Kansas State University Gets $887K to Build AI Education Pipeline From K-12 to Adults
The grant targets one of Kansas's sharpest economic vulnerabilities: a workforce unprepared for AI-driven changes hitting agriculture, aerospace, and the military.
Kansas State University in Manhattan, Kansas is launching a broad push to build AI and computer science education programs spanning kindergartners through adult workers, backed by an $886,922 federal grant from the U.S. Department of Education.
The effort targets a problem that Kansas policymakers have been grappling with for years: a workforce that risks being left behind as AI reshapes the industries that define the state's economy. Agriculture is being transformed by precision AI tools. Wichita's aerospace sector and the military installations clustered around Fort Riley are similarly undergoing AI-driven change. And like many rural states, Kansas watches a steady stream of college graduates leave for coastal tech markets.
KSU's work will run through its Advancing Learning and Teaching of Computer Science (ALT+CS) Lab, which focuses on how people actually learn computing and how to teach it effectively. The plan centers on hands-on learning experiences in AI, data science, and computer science, developed through a process that brings together both computer science specialists and instructional technologists.
The unusually wide target audience, from elementary school students to working adults seeking new skills, reflects a growing recognition in workforce development circles that AI literacy can't be addressed at a single point in the education system. Kansas adopted K-12 computer science standards in 2019, relatively early nationally, but implementation has been uneven, particularly in rural districts that struggle to find qualified teachers. The adult learner piece addresses workers who need to reskill now, not over a generation.
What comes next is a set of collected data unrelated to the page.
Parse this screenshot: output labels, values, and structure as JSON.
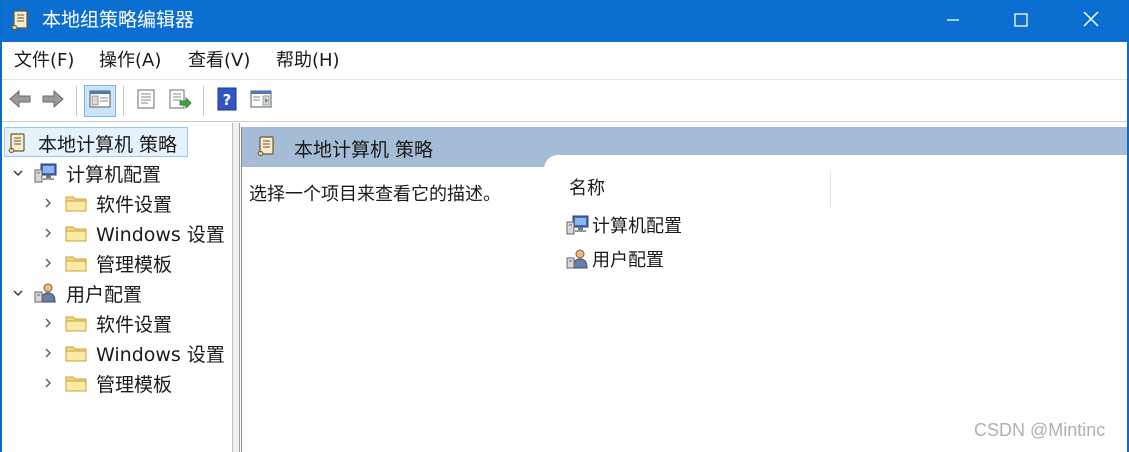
{
  "window": {
    "title": "本地组策略编辑器",
    "accent": "#0b6fd1",
    "controls": {
      "minimize": "minimize-icon",
      "maximize": "maximize-icon",
      "close": "close-icon"
    }
  },
  "menu": {
    "items": [
      "文件(F)",
      "操作(A)",
      "查看(V)",
      "帮助(H)"
    ]
  },
  "toolbar": {
    "buttons": [
      "back-arrow-icon",
      "forward-arrow-icon",
      "show-hide-tree-icon",
      "properties-icon",
      "export-list-icon",
      "help-icon",
      "action-pane-icon"
    ]
  },
  "tree": {
    "root": {
      "label": "本地计算机 策略",
      "icon": "policy-scroll-icon"
    },
    "nodes": [
      {
        "label": "计算机配置",
        "icon": "computer-config-icon",
        "expanded": true,
        "children": [
          {
            "label": "软件设置",
            "icon": "folder-icon"
          },
          {
            "label": "Windows 设置",
            "icon": "folder-icon"
          },
          {
            "label": "管理模板",
            "icon": "folder-icon"
          }
        ]
      },
      {
        "label": "用户配置",
        "icon": "user-config-icon",
        "expanded": true,
        "children": [
          {
            "label": "软件设置",
            "icon": "folder-icon"
          },
          {
            "label": "Windows 设置",
            "icon": "folder-icon"
          },
          {
            "label": "管理模板",
            "icon": "folder-icon"
          }
        ]
      }
    ]
  },
  "content": {
    "header_title": "本地计算机 策略",
    "description": "选择一个项目来查看它的描述。",
    "column_name": "名称",
    "items": [
      {
        "label": "计算机配置",
        "icon": "computer-config-icon"
      },
      {
        "label": "用户配置",
        "icon": "user-config-icon"
      }
    ],
    "header_color": "#a5bcd6"
  },
  "watermark": "CSDN @Mintinc"
}
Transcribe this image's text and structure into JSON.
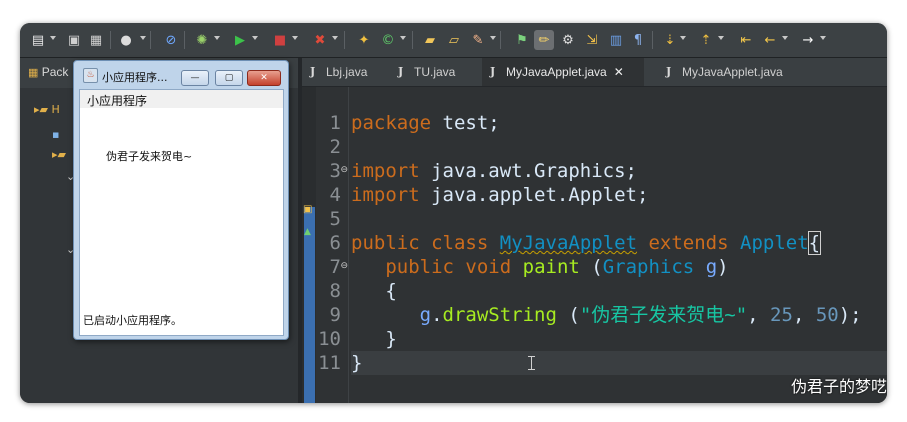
{
  "leftpane": {
    "tab_label": "Pack"
  },
  "editor_tabs": [
    {
      "label": "Lbj.java",
      "active": false,
      "icon": "java-file-icon"
    },
    {
      "label": "TU.java",
      "active": false,
      "icon": "java-file-icon"
    },
    {
      "label": "MyJavaApplet.java",
      "active": true,
      "icon": "java-file-icon",
      "close": "✕"
    },
    {
      "label": "MyJavaApplet.java",
      "active": false,
      "icon": "java-file-icon"
    }
  ],
  "line_numbers": [
    "1",
    "2",
    "3",
    "4",
    "5",
    "6",
    "7",
    "8",
    "9",
    "10",
    "11"
  ],
  "code": {
    "l1_kw": "package",
    "l1_rest": " test;",
    "l3_kw": "import",
    "l3_rest": " java.awt.Graphics;",
    "l4_kw": "import",
    "l4_rest": " java.applet.Applet;",
    "l6_kw1": "public",
    "l6_kw2": "class",
    "l6_name": "MyJavaApplet",
    "l6_kw3": "extends",
    "l6_sup": "Applet",
    "l6_brace": "{",
    "l7_kw1": "public",
    "l7_kw2": "void",
    "l7_meth": "paint",
    "l7_open": " (",
    "l7_type": "Graphics",
    "l7_param": " g",
    "l7_close": ")",
    "l8": "{",
    "l9_var": "g",
    "l9_dot": ".",
    "l9_meth": "drawString",
    "l9_open": " (",
    "l9_str": "\"伪君子发来贺电~\"",
    "l9_c1": ", ",
    "l9_n1": "25",
    "l9_c2": ", ",
    "l9_n2": "50",
    "l9_end": ");",
    "l10": "}",
    "l11": "}"
  },
  "applet": {
    "title": "小应用程序...",
    "menu": "小应用程序",
    "canvas_text": "伪君子发来贺电~",
    "status": "已启动小应用程序。",
    "btn_min": "—",
    "btn_max": "▢",
    "btn_close": "✕"
  },
  "watermark": "伪君子的梦呓",
  "colors": {
    "keyword": "#cc6c1d",
    "class": "#1290c3",
    "method": "#a7ec21",
    "string": "#17c6a3",
    "number": "#6897bb",
    "background": "#2f3234"
  }
}
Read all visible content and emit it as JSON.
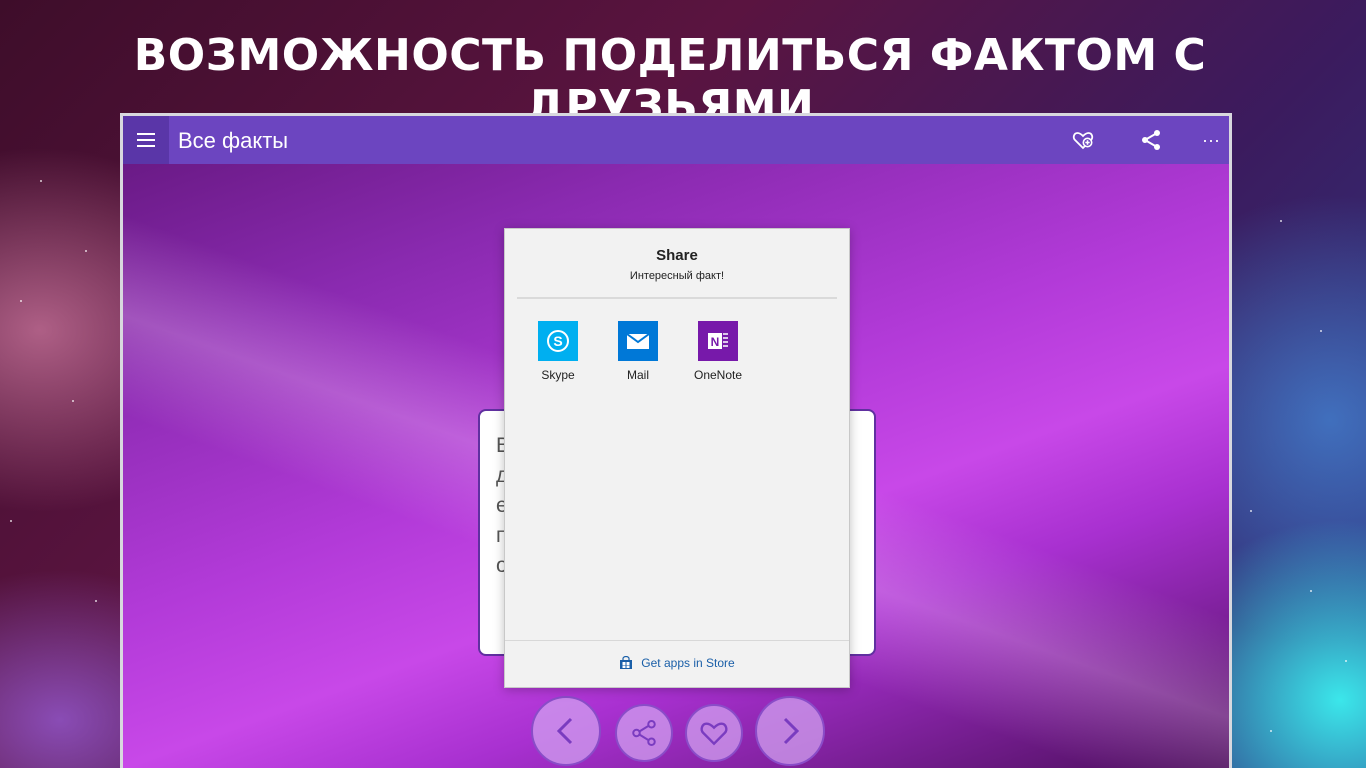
{
  "headline": "ВОЗМОЖНОСТЬ ПОДЕЛИТЬСЯ ФАКТОМ С ДРУЗЬЯМИ",
  "window": {
    "title": "Все факты",
    "toolbar": {
      "menu_icon": "hamburger-icon",
      "favorite_icon": "heart-add-icon",
      "share_icon": "share-icon",
      "more_label": "···"
    }
  },
  "fact_card": {
    "visible_letters": [
      "В",
      "д",
      "е",
      "п",
      "о"
    ]
  },
  "share_panel": {
    "title": "Share",
    "subtitle": "Интересный факт!",
    "apps": [
      {
        "label": "Skype",
        "icon": "skype-icon",
        "color": "#00aff0"
      },
      {
        "label": "Mail",
        "icon": "mail-icon",
        "color": "#0078d7"
      },
      {
        "label": "OneNote",
        "icon": "onenote-icon",
        "color": "#7719aa"
      }
    ],
    "store_link": "Get apps in Store",
    "store_icon": "store-icon"
  },
  "nav_buttons": [
    {
      "icon": "chevron-left-icon"
    },
    {
      "icon": "share-icon"
    },
    {
      "icon": "heart-icon"
    },
    {
      "icon": "chevron-right-icon"
    }
  ],
  "colors": {
    "titlebar": "#6c45c0",
    "accent": "#8a4cc8",
    "link": "#1a5fa8"
  }
}
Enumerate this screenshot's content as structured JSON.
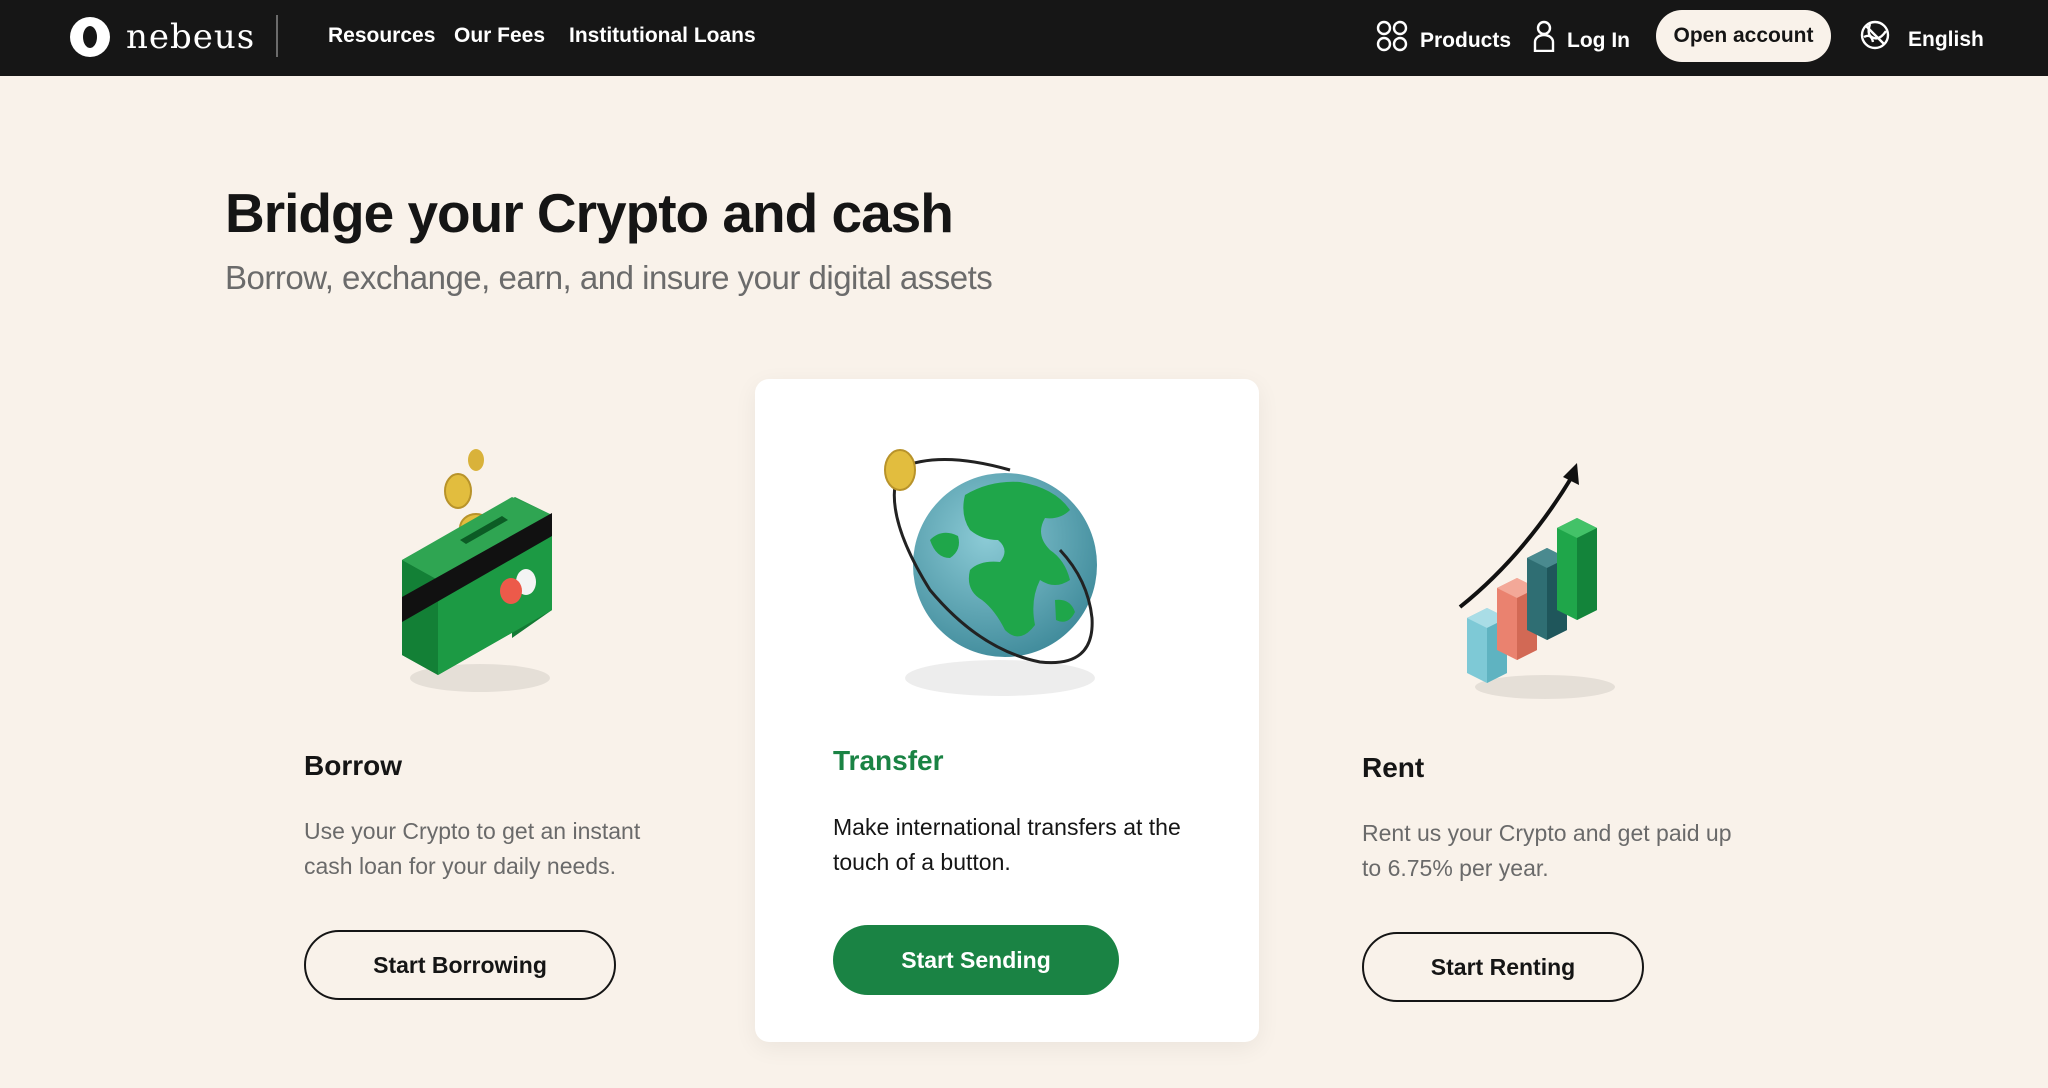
{
  "header": {
    "brand": "nebeus",
    "nav": [
      "Resources",
      "Our Fees",
      "Institutional Loans"
    ],
    "products_label": "Products",
    "login_label": "Log In",
    "open_account_label": "Open account",
    "language_label": "English",
    "icons": {
      "products": "grid-icon",
      "login": "user-icon",
      "language": "globe-icon"
    }
  },
  "hero": {
    "title": "Bridge your Crypto and cash",
    "subtitle": "Borrow, exchange, earn, and insure your digital assets"
  },
  "cards": [
    {
      "title": "Borrow",
      "description": "Use your Crypto to get an instant cash loan for your daily needs.",
      "button": "Start Borrowing",
      "illustration": "wallet-with-coins"
    },
    {
      "title": "Transfer",
      "description": "Make international transfers at the touch of a button.",
      "button": "Start Sending",
      "illustration": "globe-with-coin"
    },
    {
      "title": "Rent",
      "description": "Rent us your Crypto and get paid up to 6.75% per year.",
      "button": "Start Renting",
      "illustration": "growth-bar-chart"
    }
  ],
  "colors": {
    "header_bg": "#161616",
    "page_bg": "#f9f2ea",
    "accent_green": "#1a8344",
    "text_dark": "#151515",
    "text_muted": "#6a6a6a"
  }
}
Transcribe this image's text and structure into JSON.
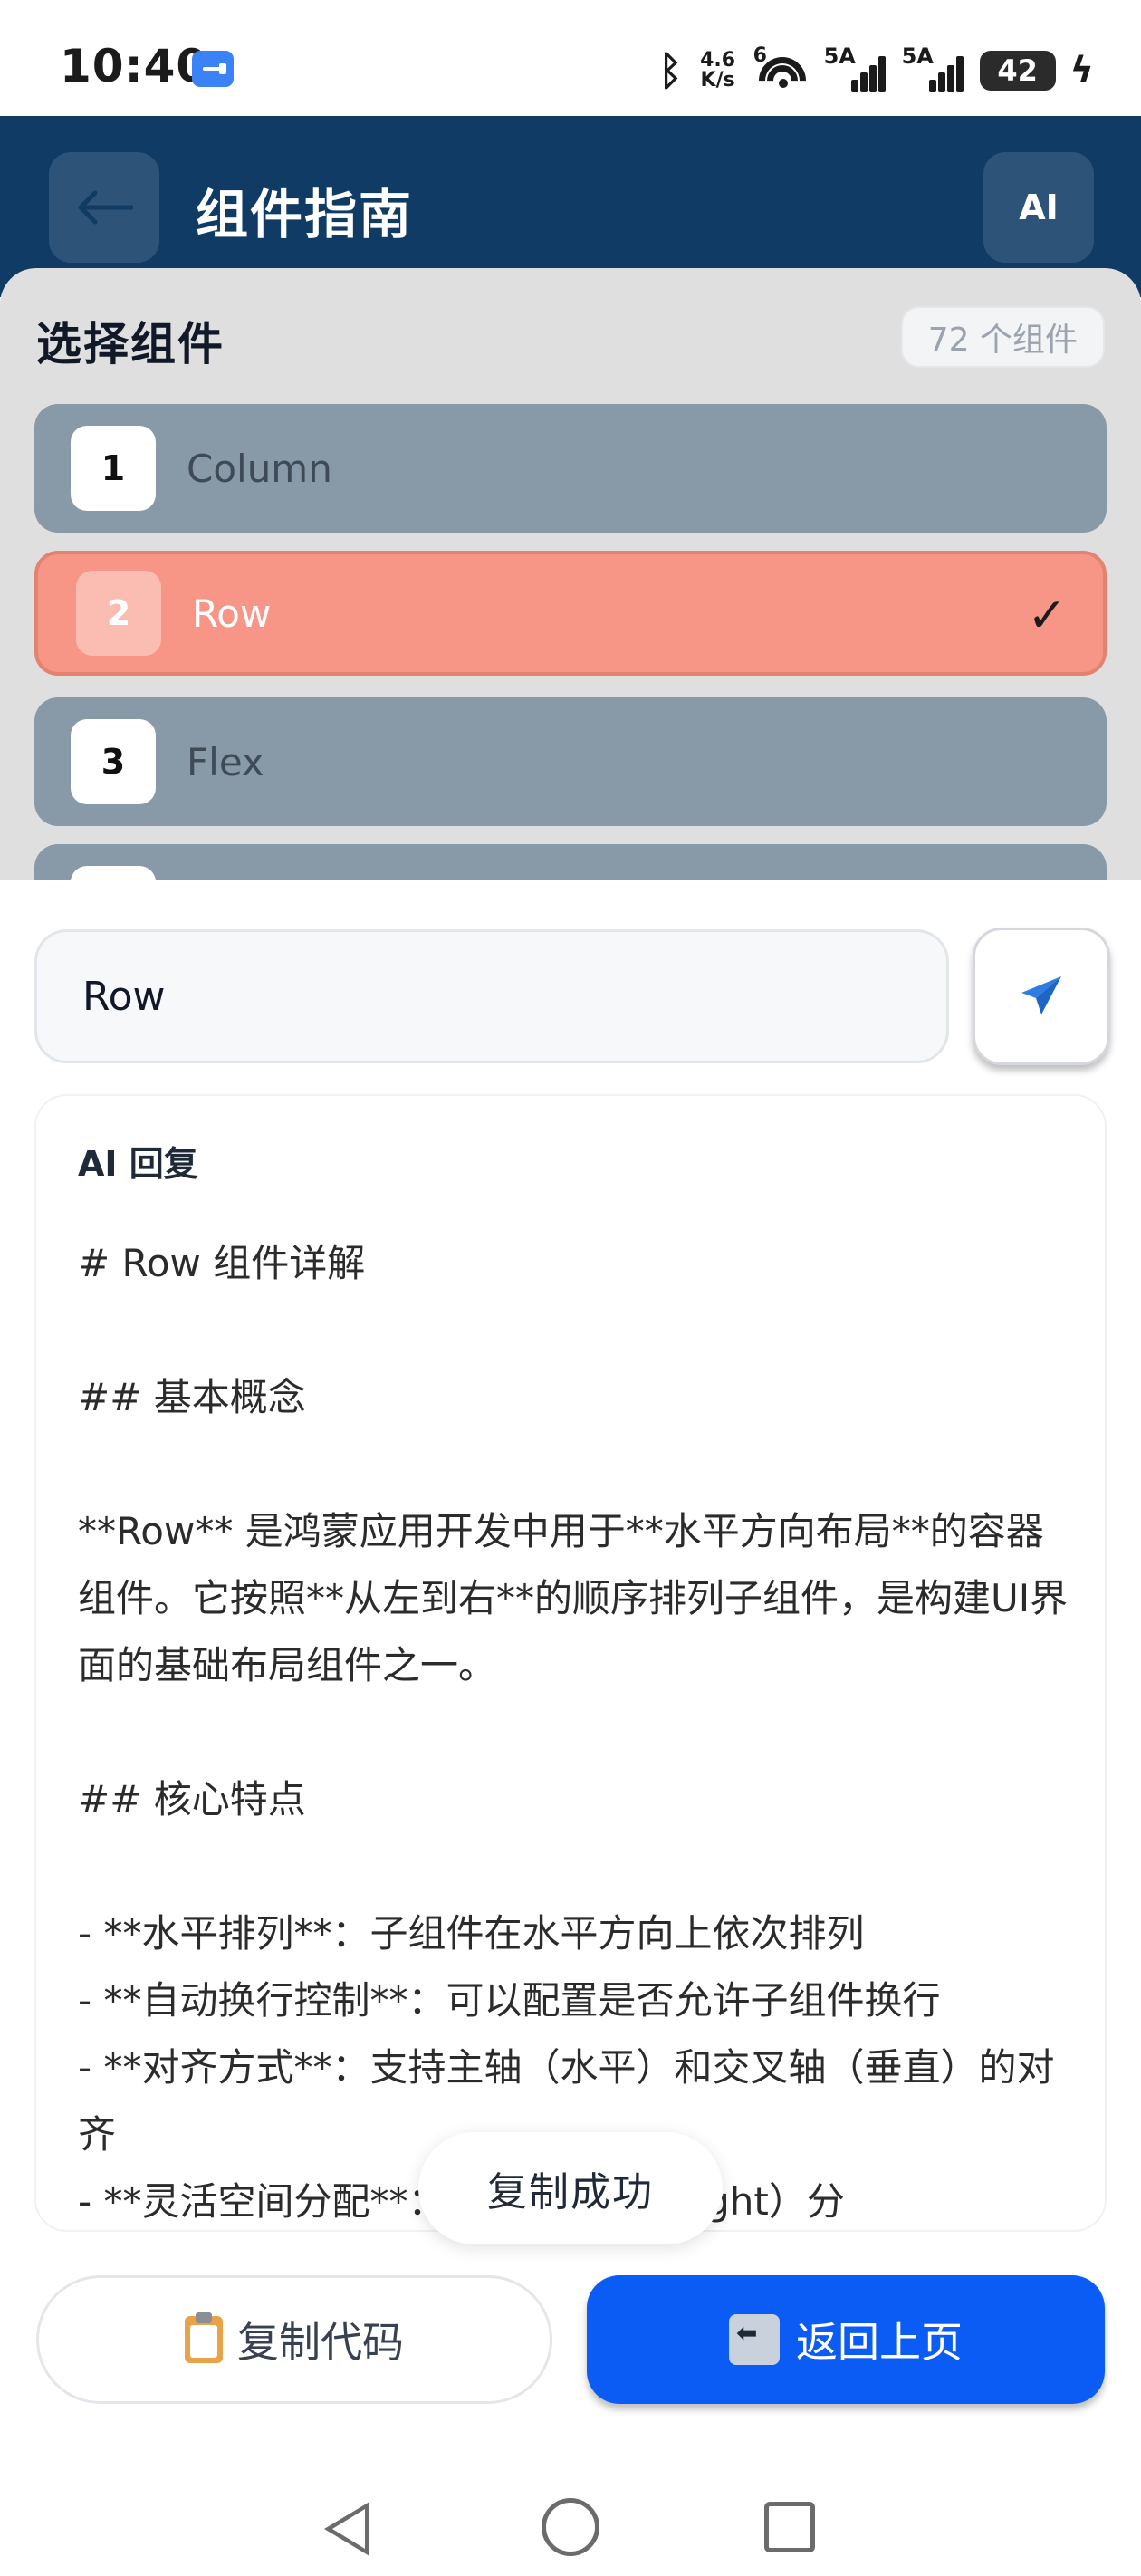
{
  "status_bar": {
    "time": "10:40",
    "network_speed": "4.6\nK/s",
    "wifi_tag": "6",
    "signal1_tag": "5A",
    "signal2_tag": "5A",
    "battery": "42"
  },
  "header": {
    "title": "组件指南",
    "ai_label": "AI"
  },
  "selector": {
    "title": "选择组件",
    "count": "72 个组件",
    "items": [
      {
        "num": "1",
        "name": "Column"
      },
      {
        "num": "2",
        "name": "Row",
        "check": "✓"
      },
      {
        "num": "3",
        "name": "Flex"
      }
    ]
  },
  "query": {
    "value": "Row"
  },
  "reply": {
    "label": "AI 回复",
    "text": "# Row 组件详解\n\n## 基本概念\n\n**Row** 是鸿蒙应用开发中用于**水平方向布局**的容器组件。它按照**从左到右**的顺序排列子组件，是构建UI界面的基础布局组件之一。\n\n## 核心特点\n\n- **水平排列**：子组件在水平方向上依次排列\n- **自动换行控制**：可以配置是否允许子组件换行\n- **对齐方式**：支持主轴（水平）和交叉轴（垂直）的对齐\n- **灵活空间分配**：支持权重（Weight）分"
  },
  "toast": {
    "text": "复制成功"
  },
  "actions": {
    "copy_label": "复制代码",
    "back_label": "返回上页"
  },
  "colors": {
    "header_bg": "#0f3b64",
    "selected_item": "#f79686",
    "item_bg": "#8899a8",
    "primary_button": "#0b5cf5"
  }
}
KSU's land-grant mission gives it infrastructure that most research universities lack: an Extension network already embedded in rural communities across the state, which could be a key advantage in actually reaching learners outside major population centers.
The grant is structured as a subaward through Wright State University in Dayton, Ohio, which leads the broader consortium under the Department of Education's Fund for the Improvement of Postsecondary Education. The national program, titled Strengthening American Competitiveness with AI Education, reflects bipartisan anxiety about the United States falling behind China in AI development, a concern that has driven federal education investment in computing and STEM since at least 2020.
One significant uncertainty hangs over the project. The grant carries a January 2026 posting date, and the Trump administration has made reducing the Department of Education's footprint a stated priority. Whether FIPSE-funded grants remain fully intact through the current federal budget cycle is an open question that KSU and its partners will be watching closely as the program gets underway.